The next Congress will take office with a booming economy, but the worst budget deficit in six years. Democrat Senator Joe Donnelly and Republican challenger Mike Braun have different views of how we got there and how we get out.

The deficit jumped by one-sixth in the just-ended fiscal year, to 779-billion dollars. The Treasury Department says interest on the national debt totaled more than half a trillion dollars.

Braun endorses a variation on Kentucky Senator Rand Paul’s “penny plan” to cut total spending by one-percent a year. The Senate rejected that plan 75-22, with Indiana’s Republican Senator Todd Young joining Donnelly in voting no.

Braun says the 22 yes votes were at least a start. He’d make a slight change to Paul’s plan — instead of leaving it to Congress to decide where the needed 20-billion dollars or so in cuts would come from, Braun says he’d cut every agency by one-percent across the board. He says every agency should be able to find that much in savings, including the military after a recent spending boost.

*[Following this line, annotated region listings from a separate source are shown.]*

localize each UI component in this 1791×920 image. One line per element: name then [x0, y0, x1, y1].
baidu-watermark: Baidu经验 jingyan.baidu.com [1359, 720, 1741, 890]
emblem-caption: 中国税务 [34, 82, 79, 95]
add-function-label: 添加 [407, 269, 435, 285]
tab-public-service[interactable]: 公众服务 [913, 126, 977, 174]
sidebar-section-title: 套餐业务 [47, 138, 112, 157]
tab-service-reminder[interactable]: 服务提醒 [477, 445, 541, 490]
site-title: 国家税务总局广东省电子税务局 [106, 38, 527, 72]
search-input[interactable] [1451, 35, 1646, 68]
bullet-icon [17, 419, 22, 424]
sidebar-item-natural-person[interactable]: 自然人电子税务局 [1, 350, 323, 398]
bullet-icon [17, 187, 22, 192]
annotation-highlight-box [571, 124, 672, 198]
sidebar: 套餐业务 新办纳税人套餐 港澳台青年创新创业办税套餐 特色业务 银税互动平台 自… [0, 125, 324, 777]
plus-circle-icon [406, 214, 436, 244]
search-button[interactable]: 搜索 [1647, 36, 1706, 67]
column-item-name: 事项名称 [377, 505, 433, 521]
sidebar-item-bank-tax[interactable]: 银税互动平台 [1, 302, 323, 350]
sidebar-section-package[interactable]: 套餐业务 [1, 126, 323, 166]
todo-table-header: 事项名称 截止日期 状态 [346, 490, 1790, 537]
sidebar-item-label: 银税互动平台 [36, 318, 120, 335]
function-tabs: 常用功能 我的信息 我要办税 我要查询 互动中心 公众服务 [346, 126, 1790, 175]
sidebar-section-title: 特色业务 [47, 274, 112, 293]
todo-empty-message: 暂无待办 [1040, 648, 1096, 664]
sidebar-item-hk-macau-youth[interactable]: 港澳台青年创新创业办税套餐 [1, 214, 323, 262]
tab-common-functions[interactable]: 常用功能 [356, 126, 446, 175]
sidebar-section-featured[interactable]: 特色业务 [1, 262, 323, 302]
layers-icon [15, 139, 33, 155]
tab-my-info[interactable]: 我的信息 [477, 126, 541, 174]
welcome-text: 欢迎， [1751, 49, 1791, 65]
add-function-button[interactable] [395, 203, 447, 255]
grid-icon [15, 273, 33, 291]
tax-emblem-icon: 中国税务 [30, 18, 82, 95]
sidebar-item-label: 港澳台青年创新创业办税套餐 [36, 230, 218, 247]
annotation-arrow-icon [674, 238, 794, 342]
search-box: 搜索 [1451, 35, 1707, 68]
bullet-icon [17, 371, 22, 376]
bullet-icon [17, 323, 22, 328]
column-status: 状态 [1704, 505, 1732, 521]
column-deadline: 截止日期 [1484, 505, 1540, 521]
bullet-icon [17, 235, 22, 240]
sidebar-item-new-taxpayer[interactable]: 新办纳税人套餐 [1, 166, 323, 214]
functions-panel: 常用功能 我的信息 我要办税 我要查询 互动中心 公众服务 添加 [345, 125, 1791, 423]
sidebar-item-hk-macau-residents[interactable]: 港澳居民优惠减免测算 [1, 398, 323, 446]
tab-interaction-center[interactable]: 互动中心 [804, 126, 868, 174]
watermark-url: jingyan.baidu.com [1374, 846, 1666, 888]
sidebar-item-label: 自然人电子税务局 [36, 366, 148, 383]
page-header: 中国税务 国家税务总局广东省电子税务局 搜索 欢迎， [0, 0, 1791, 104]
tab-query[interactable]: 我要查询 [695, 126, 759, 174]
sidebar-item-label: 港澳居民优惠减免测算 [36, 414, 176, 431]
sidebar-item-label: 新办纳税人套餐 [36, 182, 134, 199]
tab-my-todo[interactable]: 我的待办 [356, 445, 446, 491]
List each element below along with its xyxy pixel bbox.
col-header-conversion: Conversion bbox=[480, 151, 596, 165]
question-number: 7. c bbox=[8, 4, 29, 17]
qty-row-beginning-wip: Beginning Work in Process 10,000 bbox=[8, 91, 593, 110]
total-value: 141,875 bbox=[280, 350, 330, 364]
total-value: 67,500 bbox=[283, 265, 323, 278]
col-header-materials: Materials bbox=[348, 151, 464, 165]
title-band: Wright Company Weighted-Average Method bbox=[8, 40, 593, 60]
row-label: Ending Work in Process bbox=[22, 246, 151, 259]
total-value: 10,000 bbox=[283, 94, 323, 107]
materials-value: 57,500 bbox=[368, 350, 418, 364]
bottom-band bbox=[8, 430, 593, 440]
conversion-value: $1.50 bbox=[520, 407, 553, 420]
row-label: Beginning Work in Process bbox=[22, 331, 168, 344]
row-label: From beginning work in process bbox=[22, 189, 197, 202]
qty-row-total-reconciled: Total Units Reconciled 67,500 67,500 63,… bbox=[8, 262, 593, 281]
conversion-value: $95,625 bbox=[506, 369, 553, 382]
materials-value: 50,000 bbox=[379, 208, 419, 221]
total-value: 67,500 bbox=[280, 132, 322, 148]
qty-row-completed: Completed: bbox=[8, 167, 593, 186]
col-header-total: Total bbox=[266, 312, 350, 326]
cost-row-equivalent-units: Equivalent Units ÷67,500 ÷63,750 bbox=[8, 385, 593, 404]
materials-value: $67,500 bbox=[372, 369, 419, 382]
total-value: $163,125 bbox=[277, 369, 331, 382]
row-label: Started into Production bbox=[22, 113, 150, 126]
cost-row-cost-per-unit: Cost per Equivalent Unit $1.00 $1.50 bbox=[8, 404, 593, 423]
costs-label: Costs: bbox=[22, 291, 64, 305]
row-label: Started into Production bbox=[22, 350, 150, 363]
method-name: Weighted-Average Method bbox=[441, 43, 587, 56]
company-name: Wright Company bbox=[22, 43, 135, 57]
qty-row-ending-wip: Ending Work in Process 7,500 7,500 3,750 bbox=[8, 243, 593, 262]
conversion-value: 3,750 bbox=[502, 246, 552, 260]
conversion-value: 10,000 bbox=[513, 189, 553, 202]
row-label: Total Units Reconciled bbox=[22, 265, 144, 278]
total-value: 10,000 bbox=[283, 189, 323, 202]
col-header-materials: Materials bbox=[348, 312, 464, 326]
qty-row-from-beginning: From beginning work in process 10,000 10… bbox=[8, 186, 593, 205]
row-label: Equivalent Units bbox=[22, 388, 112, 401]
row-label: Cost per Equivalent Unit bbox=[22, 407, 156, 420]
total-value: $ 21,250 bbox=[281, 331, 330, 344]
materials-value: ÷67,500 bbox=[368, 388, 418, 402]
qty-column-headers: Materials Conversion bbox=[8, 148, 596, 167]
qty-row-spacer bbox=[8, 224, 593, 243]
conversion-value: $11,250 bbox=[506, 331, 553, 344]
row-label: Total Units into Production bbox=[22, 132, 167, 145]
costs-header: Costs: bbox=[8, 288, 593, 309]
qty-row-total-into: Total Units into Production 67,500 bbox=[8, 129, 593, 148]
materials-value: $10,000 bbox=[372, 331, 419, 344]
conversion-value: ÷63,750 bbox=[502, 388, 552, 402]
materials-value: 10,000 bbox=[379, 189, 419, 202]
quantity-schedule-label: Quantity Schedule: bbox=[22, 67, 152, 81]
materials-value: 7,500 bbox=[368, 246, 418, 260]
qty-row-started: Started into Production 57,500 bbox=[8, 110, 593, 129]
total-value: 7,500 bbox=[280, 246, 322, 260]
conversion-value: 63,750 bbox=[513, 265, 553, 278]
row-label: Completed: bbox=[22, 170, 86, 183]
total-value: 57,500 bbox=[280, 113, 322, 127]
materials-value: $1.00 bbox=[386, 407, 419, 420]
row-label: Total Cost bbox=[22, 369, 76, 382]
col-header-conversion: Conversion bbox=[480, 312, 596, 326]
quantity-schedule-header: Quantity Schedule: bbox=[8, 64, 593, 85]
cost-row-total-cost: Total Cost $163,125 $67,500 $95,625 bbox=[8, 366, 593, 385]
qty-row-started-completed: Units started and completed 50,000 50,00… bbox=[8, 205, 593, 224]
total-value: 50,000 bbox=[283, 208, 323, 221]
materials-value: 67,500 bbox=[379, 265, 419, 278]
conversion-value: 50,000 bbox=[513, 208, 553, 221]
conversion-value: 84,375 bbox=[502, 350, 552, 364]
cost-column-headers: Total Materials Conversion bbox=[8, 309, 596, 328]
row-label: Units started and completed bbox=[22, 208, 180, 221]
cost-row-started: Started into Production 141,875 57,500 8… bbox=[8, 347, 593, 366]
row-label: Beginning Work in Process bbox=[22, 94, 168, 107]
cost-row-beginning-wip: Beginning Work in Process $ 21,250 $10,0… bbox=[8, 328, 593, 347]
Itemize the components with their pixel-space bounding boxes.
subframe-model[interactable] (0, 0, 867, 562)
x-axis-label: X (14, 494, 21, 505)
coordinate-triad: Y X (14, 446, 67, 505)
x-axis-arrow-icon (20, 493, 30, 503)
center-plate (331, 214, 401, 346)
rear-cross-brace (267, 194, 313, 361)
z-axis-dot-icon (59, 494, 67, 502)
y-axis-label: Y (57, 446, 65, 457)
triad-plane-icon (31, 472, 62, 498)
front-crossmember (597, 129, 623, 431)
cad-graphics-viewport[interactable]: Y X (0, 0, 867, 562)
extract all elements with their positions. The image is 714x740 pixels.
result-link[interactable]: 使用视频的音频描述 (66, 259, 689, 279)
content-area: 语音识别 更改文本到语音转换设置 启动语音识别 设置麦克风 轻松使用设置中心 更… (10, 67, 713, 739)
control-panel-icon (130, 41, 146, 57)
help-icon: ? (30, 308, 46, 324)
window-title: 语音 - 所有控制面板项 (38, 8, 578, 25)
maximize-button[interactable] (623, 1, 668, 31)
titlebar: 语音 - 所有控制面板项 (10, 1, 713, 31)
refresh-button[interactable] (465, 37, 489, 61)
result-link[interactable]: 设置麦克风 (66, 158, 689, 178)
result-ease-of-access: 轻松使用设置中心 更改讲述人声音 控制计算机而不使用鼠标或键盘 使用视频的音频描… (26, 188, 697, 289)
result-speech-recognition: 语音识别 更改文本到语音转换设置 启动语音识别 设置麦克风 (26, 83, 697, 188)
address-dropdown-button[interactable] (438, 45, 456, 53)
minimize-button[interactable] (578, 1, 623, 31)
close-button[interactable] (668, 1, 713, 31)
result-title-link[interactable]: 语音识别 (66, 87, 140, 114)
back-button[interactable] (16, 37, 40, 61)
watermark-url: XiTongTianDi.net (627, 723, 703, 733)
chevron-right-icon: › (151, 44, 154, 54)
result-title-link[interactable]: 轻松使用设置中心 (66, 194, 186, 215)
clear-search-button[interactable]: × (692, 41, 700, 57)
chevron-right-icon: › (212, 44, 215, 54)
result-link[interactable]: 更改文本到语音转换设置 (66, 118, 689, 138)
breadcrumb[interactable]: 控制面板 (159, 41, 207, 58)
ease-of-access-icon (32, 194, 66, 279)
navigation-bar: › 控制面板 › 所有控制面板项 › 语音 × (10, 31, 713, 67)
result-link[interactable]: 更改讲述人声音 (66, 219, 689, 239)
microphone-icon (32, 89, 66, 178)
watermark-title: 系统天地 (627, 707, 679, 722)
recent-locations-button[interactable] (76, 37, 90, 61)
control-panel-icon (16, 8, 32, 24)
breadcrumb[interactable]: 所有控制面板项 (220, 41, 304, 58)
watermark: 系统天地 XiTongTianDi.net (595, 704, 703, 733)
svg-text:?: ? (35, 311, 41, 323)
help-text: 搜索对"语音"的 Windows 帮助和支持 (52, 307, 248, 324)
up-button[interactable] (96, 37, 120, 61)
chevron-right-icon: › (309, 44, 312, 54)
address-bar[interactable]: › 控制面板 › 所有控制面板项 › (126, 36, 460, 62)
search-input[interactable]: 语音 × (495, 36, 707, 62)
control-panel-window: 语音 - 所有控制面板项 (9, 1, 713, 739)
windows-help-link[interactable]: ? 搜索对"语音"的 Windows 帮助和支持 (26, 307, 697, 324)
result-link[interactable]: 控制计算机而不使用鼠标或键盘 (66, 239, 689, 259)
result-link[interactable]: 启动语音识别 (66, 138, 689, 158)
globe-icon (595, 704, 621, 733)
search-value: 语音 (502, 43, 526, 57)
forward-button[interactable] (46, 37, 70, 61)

While the one-percent cuts themselves would trim spending by just a fraction of the deficit, Braun and Paul calculate rising government revenue from economic growth would do the rest and erase the annual deficit in five years. Critics argue the strain on government agencies would be more than just one-percent because of the effect of inflation.

Braun says last year’s tax cut gave businesses the freedom to raise wages and keep the economic boom rolling. Donnelly blames that same bill for the soaring deficit. He says the tax cut was a botched opportunity to deliver not just lower taxes, but tax reform that closed loopholes. Donnelly argues it’s not fair that some corporations end up paying no taxes at all, and says Congress should revisit the issue.

The Office of Management and Budget says revenue gains from economic growth and lower corporate tax collections because of the tax cut canceled each other out, while spending increased.

Donnelly says he’s open to spending cuts, but not to the military. And he’s co-sponsored a balanced budget amendment to the Constitution.